Publié le 03/05/2016 par / Catégorie: Entrevue

Rencontre avec Xavier Seron à propos de son premier long-métrage Je me tue à le dire. À travers son film à l'humour cinglant, il évoque pourtant, avec justesse, des sujets difficiles comme la maladie. Dans cet échange, il nous avoue que la mort lui fait peur et le fascine à la fois. Il nous parle aussi de son amour pour le noir et blanc grainé, des artistes qui l'influencent et des difficultés qu'il a pu rencontrer pendant le tournage.

Cinergie : Comment avez-vous eu l'idée de réaliser ce film ?
Xavier Seron : C'est vraiment une très vieille idée dont l'embryon date de 2005. J'étais sur le tournage de mon film de fin d'études à l'IAD, et j'en parlais déjà à Jean-Jacques Rausin qui campe le personnage principal. J'avais fait un film en troisième année qui s'appelait déjà comme ça et qui était aussi une réflexion autour de la mort sur le ton de l'humour. Finalement, j'ai juste gardé le titre.

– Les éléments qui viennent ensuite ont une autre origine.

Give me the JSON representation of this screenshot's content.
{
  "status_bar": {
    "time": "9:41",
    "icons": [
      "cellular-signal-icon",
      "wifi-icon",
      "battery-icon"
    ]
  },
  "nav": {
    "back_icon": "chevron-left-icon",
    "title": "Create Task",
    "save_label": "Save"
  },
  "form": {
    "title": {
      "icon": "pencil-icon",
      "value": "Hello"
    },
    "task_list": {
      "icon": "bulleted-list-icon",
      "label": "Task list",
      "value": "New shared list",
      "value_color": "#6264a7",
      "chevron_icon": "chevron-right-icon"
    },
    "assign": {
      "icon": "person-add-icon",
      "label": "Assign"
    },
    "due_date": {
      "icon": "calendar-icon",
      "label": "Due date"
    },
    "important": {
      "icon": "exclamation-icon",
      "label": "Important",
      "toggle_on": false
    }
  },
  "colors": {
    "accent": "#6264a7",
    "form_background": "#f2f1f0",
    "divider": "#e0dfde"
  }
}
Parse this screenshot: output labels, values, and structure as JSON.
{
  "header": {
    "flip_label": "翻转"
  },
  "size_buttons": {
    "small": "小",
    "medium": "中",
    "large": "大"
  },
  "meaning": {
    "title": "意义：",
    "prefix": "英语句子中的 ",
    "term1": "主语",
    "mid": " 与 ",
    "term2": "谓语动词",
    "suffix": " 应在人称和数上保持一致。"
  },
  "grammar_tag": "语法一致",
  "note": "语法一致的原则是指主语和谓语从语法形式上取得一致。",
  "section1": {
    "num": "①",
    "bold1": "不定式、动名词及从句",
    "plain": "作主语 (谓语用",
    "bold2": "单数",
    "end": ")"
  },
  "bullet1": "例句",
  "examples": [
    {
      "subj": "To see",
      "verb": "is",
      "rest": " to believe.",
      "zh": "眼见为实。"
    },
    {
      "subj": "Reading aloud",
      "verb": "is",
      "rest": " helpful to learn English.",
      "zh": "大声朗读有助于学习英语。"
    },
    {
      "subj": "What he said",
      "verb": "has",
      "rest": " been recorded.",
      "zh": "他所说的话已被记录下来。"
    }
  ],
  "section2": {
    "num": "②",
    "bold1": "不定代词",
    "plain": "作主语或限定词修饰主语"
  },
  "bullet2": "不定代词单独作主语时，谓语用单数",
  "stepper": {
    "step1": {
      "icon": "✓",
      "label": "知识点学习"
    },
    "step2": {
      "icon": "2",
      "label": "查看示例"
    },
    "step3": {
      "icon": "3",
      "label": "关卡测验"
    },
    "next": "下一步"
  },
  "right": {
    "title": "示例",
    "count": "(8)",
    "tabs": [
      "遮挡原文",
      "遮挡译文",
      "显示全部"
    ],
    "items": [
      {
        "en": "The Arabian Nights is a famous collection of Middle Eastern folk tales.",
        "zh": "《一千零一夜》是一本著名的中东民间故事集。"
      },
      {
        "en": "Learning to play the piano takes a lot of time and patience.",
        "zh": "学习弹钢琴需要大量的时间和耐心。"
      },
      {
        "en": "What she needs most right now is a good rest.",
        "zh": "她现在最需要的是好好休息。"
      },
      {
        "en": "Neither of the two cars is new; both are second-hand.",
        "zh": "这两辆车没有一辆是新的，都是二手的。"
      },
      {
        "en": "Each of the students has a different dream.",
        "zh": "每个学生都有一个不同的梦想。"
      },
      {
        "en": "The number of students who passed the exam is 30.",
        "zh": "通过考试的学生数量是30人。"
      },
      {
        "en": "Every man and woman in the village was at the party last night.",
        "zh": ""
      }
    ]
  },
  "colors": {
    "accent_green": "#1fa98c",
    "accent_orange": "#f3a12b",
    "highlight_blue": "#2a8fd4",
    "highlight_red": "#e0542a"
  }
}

Le film n'a plus grand chose à voir mais par contre, il concerne cette réflexion autour de la mort et puis cet angle d'attaque qu'est l'humour noir.

C : Cette thématique sur la mort revient dans plusieurs de vos films, pourquoi ? Est-ce que c'est quelque chose qui vous intéresse particulièrement, qui vous obsède ?
X.S : Oui ça revient souvent. Malheureusement, ou heureusement, ça nous concerne tous. Pour être sincère, c'est quelque chose qui me fait flipper et donc c'est peut-être une manière d'apprivoiser cette peur. Comme souvent, ce qui nous fait peur est aussi fascinant, et je tourne autour de ce sujet là un peu naturellement. Après, ça peut être plusieurs thématiques, pas seulement la mort et la maladie, mais aussi la transformation de manière un peu large.

C : Vous avez rencontré Jean-Jacques Rausin à l'IAD, avez-vous toujours tourné avec lui depuis ?
X.S : Quasiment toujours, à part dans Le plombier, un court-métrage réalisé avec Méryl Fortunat-Rossi (avec qui j'ai aussi fait L'Ours noir et Mauvaise lune.) Ça ne collait pas en terme d'agenda car Jean-Jacques était sur la série Ennemi Public.

Xavier Seron, réalisateurC : Il y a un côté très graphique dans votre film, avez-vous des influences artistiques de photographes ou de cinéastes ?
X.S : Oui, mes références sont plus dans la photographie. Quand on discutait avec Olivier Boonjing qui a fait la photo du film, j'étais venu avec des références de photographes qui travaillent un noir et blanc très contrasté et granuleux : Daido Moryiama, Anders Petersen, et même Jacob Aue Sobol qui est un peu plus jeune. Quant aux cinéastes, il y en a que j'affectionne particulièrement mais ce n'est peut-être pas au niveau de l'image que ça se ressent. J'adore par exemple les films de Bertrand Blier mais c'est plus une affinité avec cet amour du cinéma un peu absurde, de l'humour noir.

C : Le film est divisé en chapitres aux jeux de mots cyniques, d'où tirez-vous cela ?
X.S : J'aime bien les dérivations, par exemple à la manière de Georges Perec. Là, ce serait plus une influence littéraire mais je crois que c'est un brassage de pleins de choses, je ne suis pas venu avec une référence précise en faisant ce film. Je pense qu'on est comme du papier buvard, on prend plein de choses dans des domaines différents qui ressortent d'une manière ou d'une autre plus tard. Mais je crois que c'est inconscient la plupart du temps.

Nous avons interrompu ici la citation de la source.